Manfred Lütz - Neue Irre. Wir behandeln die Falschen

  • In einer Welt, die von immer mehr Populist_innen wie Trump, Erdogan, Bolsonaro oder Netanjahu mit ihrer Hetze überrollt wird fällt es mehr als deutlich auf, wie auch gegenüber diesen Begriffe gewählt werden, die eigentlich eher der psychopathologischen Terminologie entsprechen. Kriminelles Verhalten von "Normalen" ist aber keines, was primär einer psychotherapeutischen, sondern eher einer juristischen - rechtlichen und gesellschaftlichen Antwort bedarf, damit die Grenzen der Diversität von Menschen nicht noch weiter eingeengt werden. Neben der beschriebenen gesellschaftlichen Ebene steht im Hauptfokus dieses Buches aber eine pointierte, und oft auch lebendig - humoristische Beschreibung der verschiedenen psychischen Erkrankungen und der Methoden, wie diesen begegnet werden kann. So können sich auch Lai_innen einen guten Überblick über dieses Gebiet verschaffen und hoffentlich einiges an Vourteilen loslassen.
    Der Schreibstil des Autors ist locker und lebendig, so dass mensch als Leser_in gerne mit dabei bleibt.
    Abzüge bei der Bewertung gibt es für die zu unkritische Behandlung von Psychopharmaka - ein deutlicheres Eingehen auf Gefahren und Nebenwirkungen wäre hier gut gewesen - und das rückständige Verwenden einer rein Männerzentrierten Sprache. Das dies heute so noch gedruckt wird zeigt deutliche Defizite bei der Wahl einer geschlechtersensiblen Sprache.

  • informativ, aufklärend und humorvoll

    Was ist normal? Ab wann spricht man von einer Abweichung von der Norm? Sind die Normalen nicht auch wenig irre? In diesem kurzen Abriss über die Entwicklung der Psychiatrie und ihren Behandlungsmethoden erfährt man, wie es über die Jahrhunderte zu einem Wandel im Umgang mit Menschen in Extremsituationen gekommen ist. Es werden nicht nur die verschiedensten Störungen und Beeinträchtigungen geschildert und mit Beispielen verdeutlicht sondern auch mögliche Behandlungsmethoden bzw. Lösungsansätze dargestellt. So ist nicht jeder der aktuell an einer Störung erkrankt ist auch unglücklich. Auch das Thema Süchte wird behandelt. Am Ende des Buches bittet der Autor eindringlich um mehr Toleranz für Menschen mit Beeinträchtigungen, da diese das Leben wenn auch manchmal anstrengender aber auch um einiges bunter machen.
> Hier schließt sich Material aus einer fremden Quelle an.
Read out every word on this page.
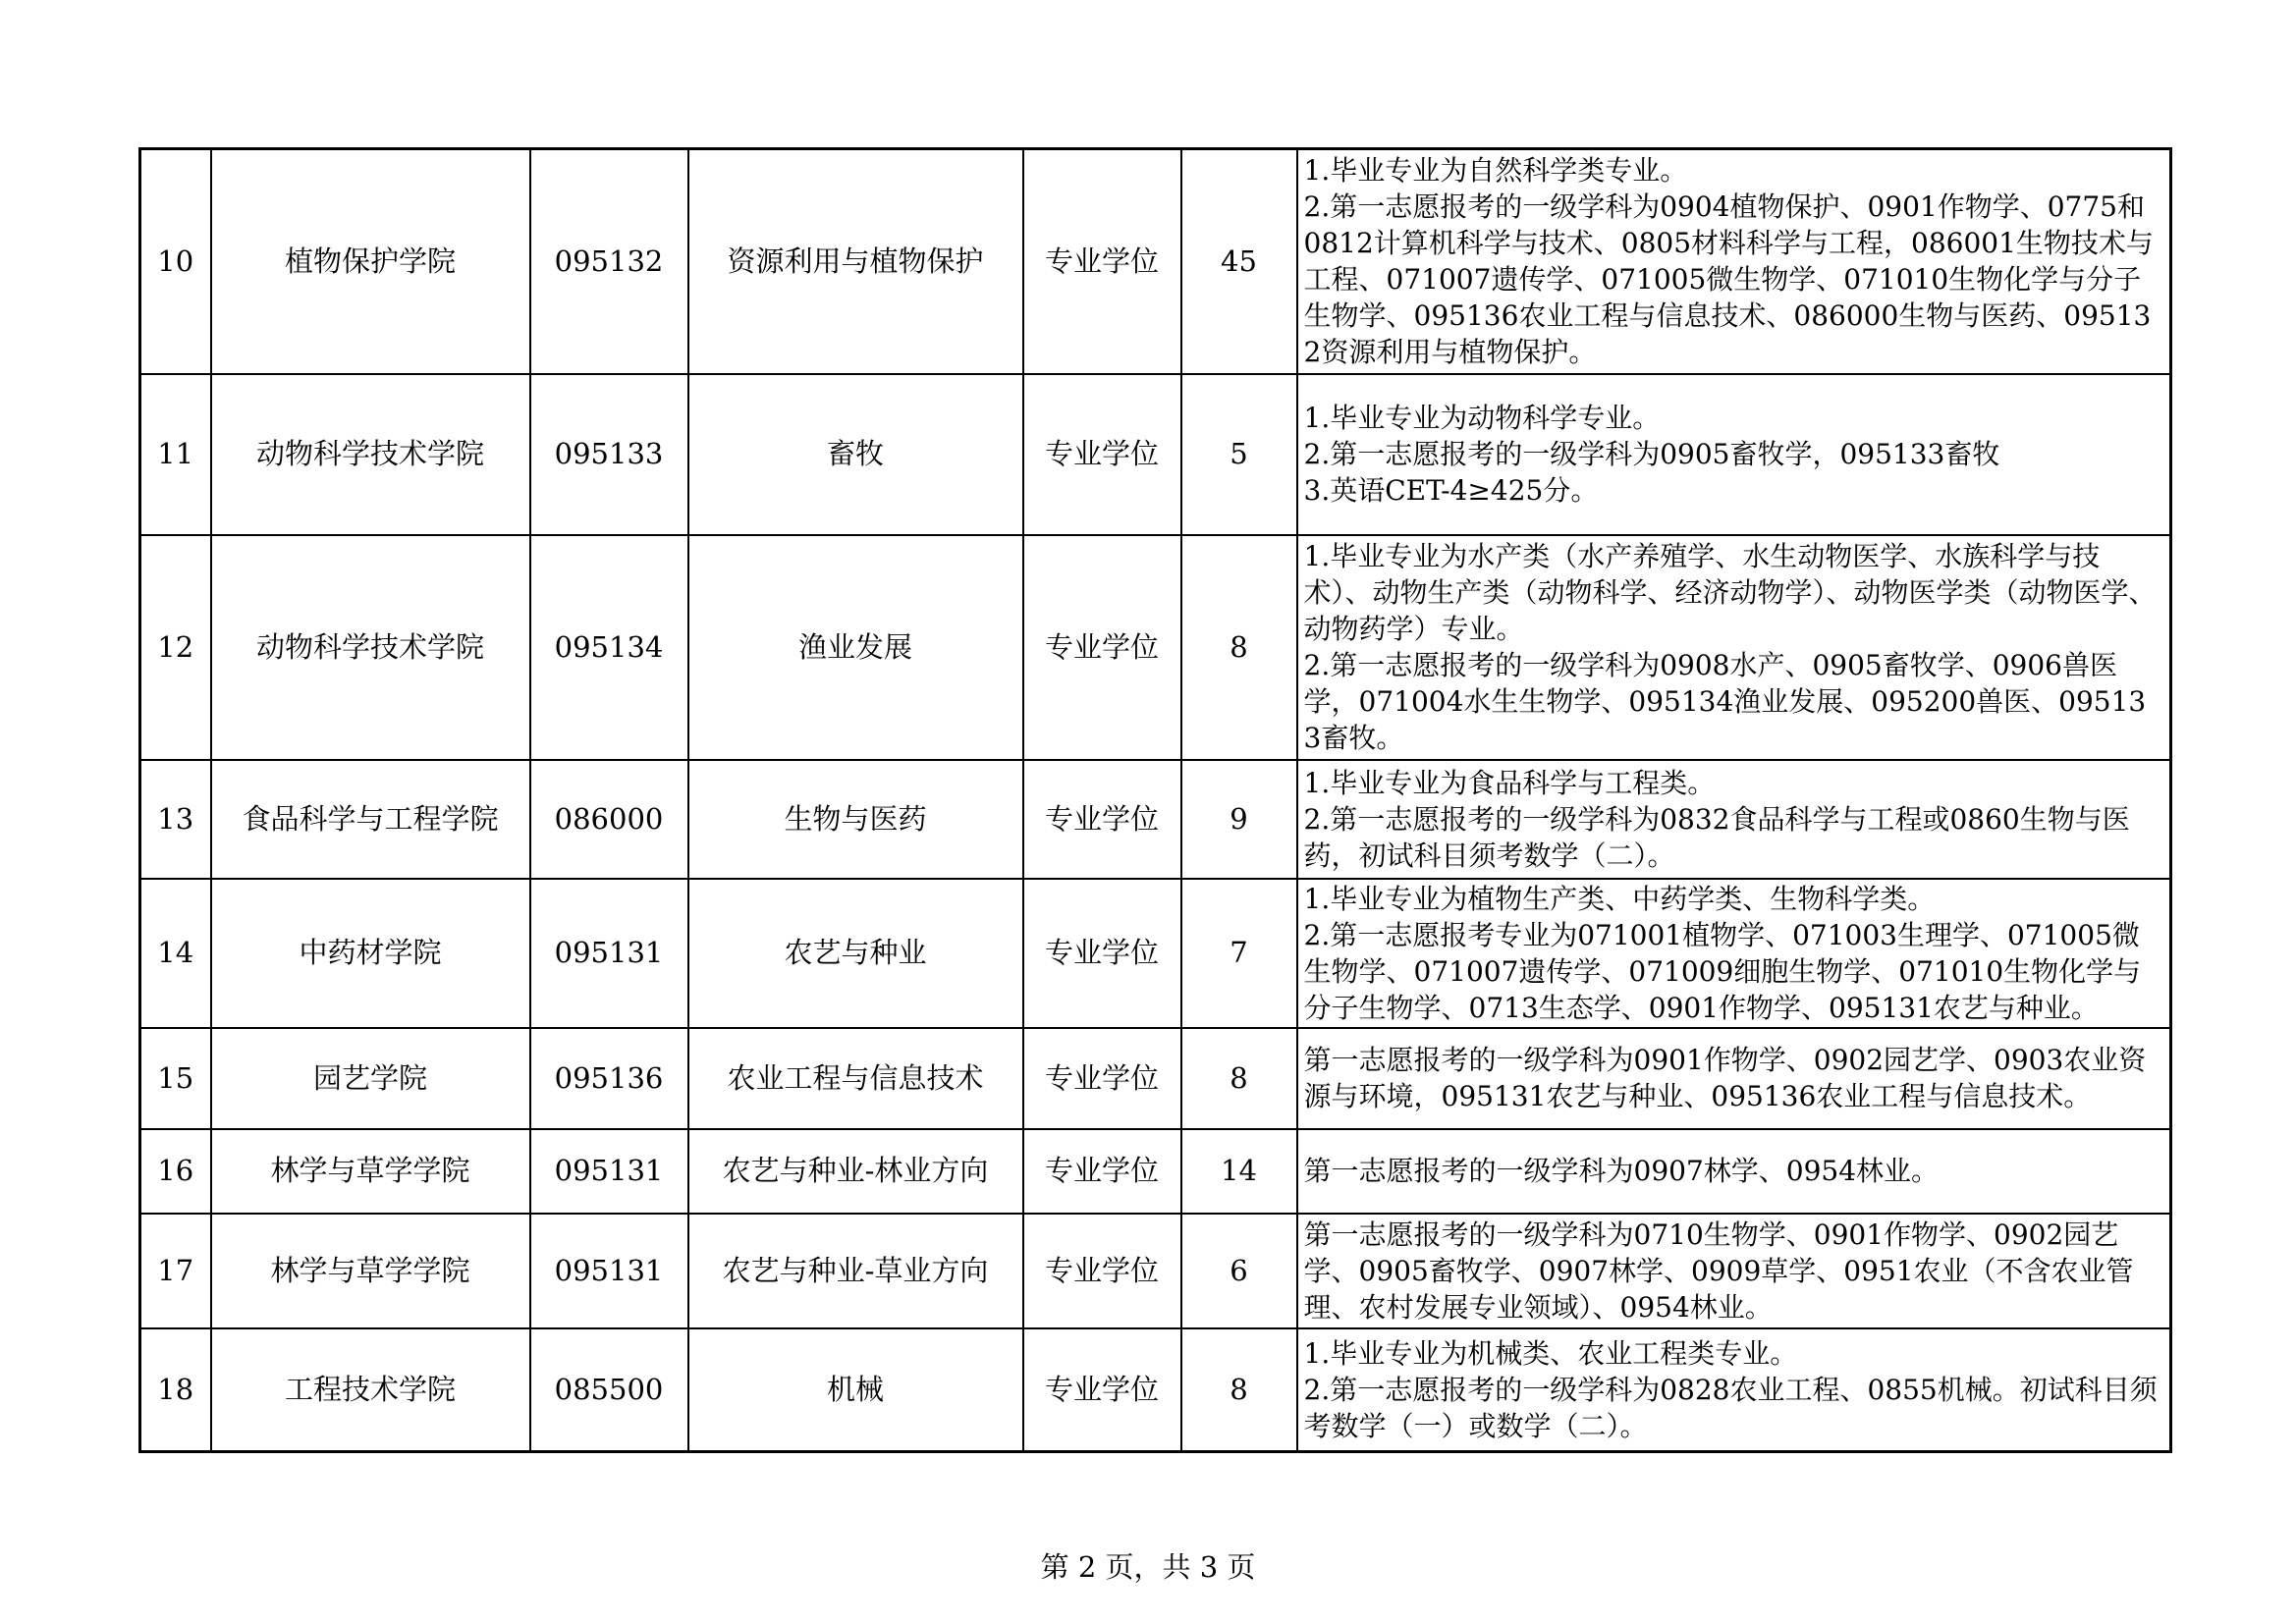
10	植物保护学院	095132	资源利用与植物保护	专业学位	45	1.毕业专业为自然科学类专业。
2.第一志愿报考的一级学科为0904植物保护、0901作物学、0775和0812计算机科学与技术、0805材料科学与工程，086001生物技术与工程、071007遗传学、071005微生物学、071010生物化学与分子生物学、095136农业工程与信息技术、086000生物与医药、095132资源利用与植物保护。

11	动物科学技术学院	095133	畜牧	专业学位	5	1.毕业专业为动物科学专业。
2.第一志愿报考的一级学科为0905畜牧学，095133畜牧
3.英语CET-4≥425分。

12	动物科学技术学院	095134	渔业发展	专业学位	8	1.毕业专业为水产类（水产养殖学、水生动物医学、水族科学与技术）、动物生产类（动物科学、经济动物学）、动物医学类（动物医学、动物药学）专业。
2.第一志愿报考的一级学科为0908水产、0905畜牧学、0906兽医学，071004水生生物学、095134渔业发展、095200兽医、095133畜牧。

13	食品科学与工程学院	086000	生物与医药	专业学位	9	1.毕业专业为食品科学与工程类。
2.第一志愿报考的一级学科为0832食品科学与工程或0860生物与医药，初试科目须考数学（二）。

14	中药材学院	095131	农艺与种业	专业学位	7	1.毕业专业为植物生产类、中药学类、生物科学类。
2.第一志愿报考专业为071001植物学、071003生理学、071005微生物学、071007遗传学、071009细胞生物学、071010生物化学与分子生物学、0713生态学、0901作物学、095131农艺与种业。

15	园艺学院	095136	农业工程与信息技术	专业学位	8	第一志愿报考的一级学科为0901作物学、0902园艺学、0903农业资源与环境，095131农艺与种业、095136农业工程与信息技术。

16	林学与草学学院	095131	农艺与种业-林业方向	专业学位	14	第一志愿报考的一级学科为0907林学、0954林业。

17	林学与草学学院	095131	农艺与种业-草业方向	专业学位	6	第一志愿报考的一级学科为0710生物学、0901作物学、0902园艺学、0905畜牧学、0907林学、0909草学、0951农业（不含农业管理、农村发展专业领域）、0954林业。

18	工程技术学院	085500	机械	专业学位	8	1.毕业专业为机械类、农业工程类专业。
2.第一志愿报考的一级学科为0828农业工程、0855机械。初试科目须考数学（一）或数学（二）。
第 2 页，共 3 页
    Der Autor schafft es mit seinen flotten und humorvollen Schreibstil, den Leser für das Thema Psychiatrie zu sensibilisieren und räumt so ganz nebenbei mit Vorurteilen auf. Denn was Normal ist liegt im Auge des Betrachters. Und nicht jede Abweichung von der Norm ist auch gleich krankhaft sondern einfach nur normal. Vielmehr gibt es Menschen die gewisse moralische Ansichten einfach ignorieren.
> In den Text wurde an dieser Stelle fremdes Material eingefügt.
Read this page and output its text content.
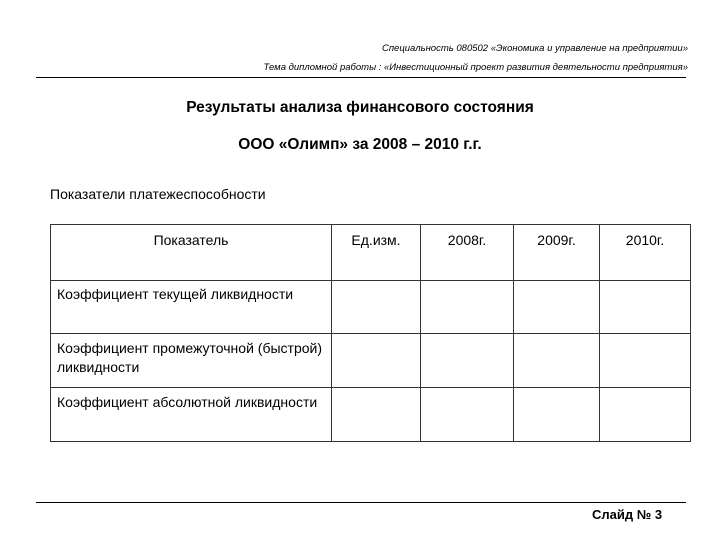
Специальность 080502 «Экономика и управление на предприятии»
Тема дипломной работы : «Инвестиционный проект развития деятельности предприятия»
Результаты анализа финансового состояния
ООО «Олимп» за 2008 – 2010 г.г.
Показатели платежеспособности
Показатель	Ед.изм.	2008г.	2009г.	2010г.
Коэффициент текущей ликвидности				
Коэффициент промежуточной (быстрой) ликвидности				
Коэффициент абсолютной ликвидности				
Слайд № 3
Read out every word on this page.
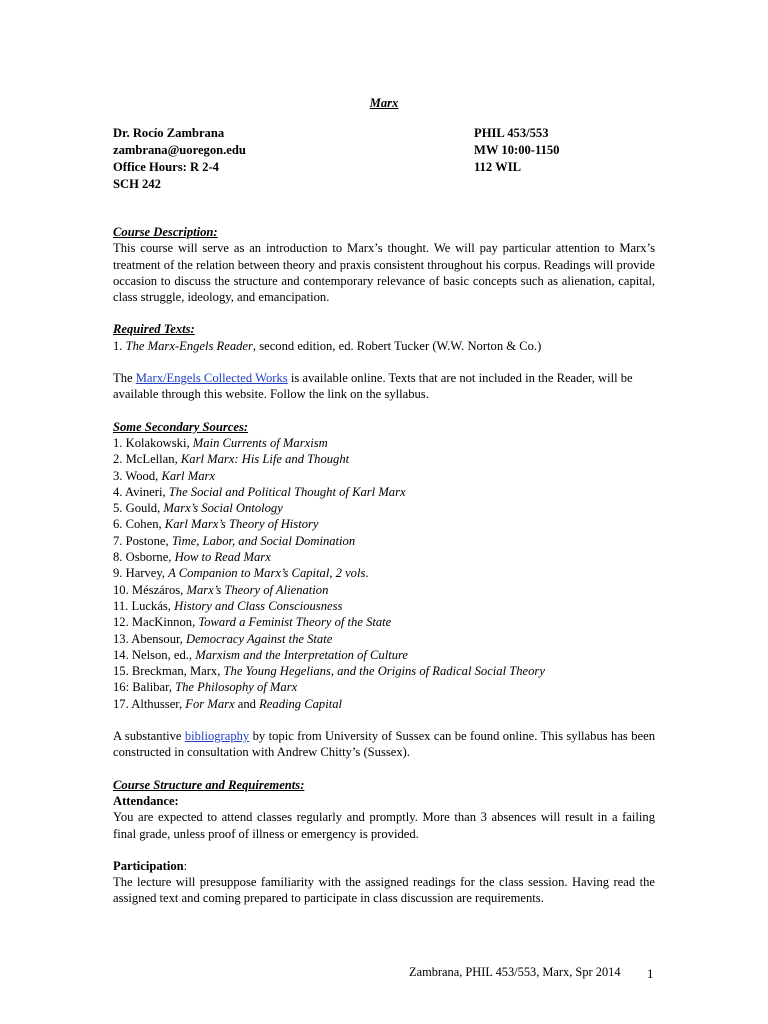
Marx
Dr. Rocío Zambrana
zambrana@uoregon.edu
Office Hours: R 2-4
SCH 242
PHIL 453/553
MW 10:00-1150
112 WIL
Course Description:

This course will serve as an introduction to Marx’s thought. We will pay particular attention to Marx’s treatment of the relation between theory and praxis consistent throughout his corpus. Readings will provide occasion to discuss the structure and contemporary relevance of basic concepts such as alienation, capital, class struggle, ideology, and emancipation.

Required Texts:

1. The Marx-Engels Reader, second edition, ed. Robert Tucker (W.W. Norton & Co.)

The Marx/Engels Collected Works is available online. Texts that are not included in the Reader, will be available through this website. Follow the link on the syllabus.

Some Secondary Sources:
1. Kolakowski, Main Currents of Marxism
2. McLellan, Karl Marx: His Life and Thought
3. Wood, Karl Marx
4. Avineri, The Social and Political Thought of Karl Marx
5. Gould, Marx’s Social Ontology
6. Cohen, Karl Marx’s Theory of History
7. Postone, Time, Labor, and Social Domination
8. Osborne, How to Read Marx
9. Harvey, A Companion to Marx’s Capital, 2 vols.
10. Mészáros, Marx’s Theory of Alienation
11. Luckás, History and Class Consciousness
12. MacKinnon, Toward a Feminist Theory of the State
13. Abensour, Democracy Against the State
14. Nelson, ed., Marxism and the Interpretation of Culture
15. Breckman, Marx, The Young Hegelians, and the Origins of Radical Social Theory
16: Balibar, The Philosophy of Marx
17. Althusser, For Marx and Reading Capital

A substantive bibliography by topic from University of Sussex can be found online. This syllabus has been constructed in consultation with Andrew Chitty’s (Sussex).

Course Structure and Requirements:
Attendance:

You are expected to attend classes regularly and promptly. More than 3 absences will result in a failing final grade, unless proof of illness or emergency is provided.

Participation:

The lecture will presuppose familiarity with the assigned readings for the class session. Having read the assigned text and coming prepared to participate in class discussion are requirements.

Zambrana, PHIL 453/553, Marx, Spr 2014 1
    Nach einem flotten Ritt durch die Geschichte der Psychiatrie und ihrer Entwicklung widmet er sich den verschiedenen „Krankheitsbildern“. Wobei er auch zu bedenken gibt das nicht selten eine Diagnose ein Stigma mit sich bringt. Und ja die meisten Erkrankungen bzw. Leiden sind heilbar durch Therapie oder aber Medikamente. Besonders schön fand ich, dass der Autor zu jeder Beeinträchtigung ein Praxisbeispiel gebracht hat. Als Leser kann man seinen Horizont mit dieser Lektüre nicht nur erweitern sondern man wird für verschiedene Themen sensibilisiert und ist mit leichtfertigen Äußerungen doch differenzierter und vorsichtiger.



    Fazit: Wenn sich jemand einen Überblick verschaffen will kann ich ihm/ihr dieses Buch nur empfehlen. Da es kurz und verständlich auch für Leihen erklärt wie sich manche Krankheitsbilder auswirken und man eben auch sensibilisiert wird. Von mir gibt es für dieses Buch eine klare Leseempfehlung für den Einstieg in die Thematik.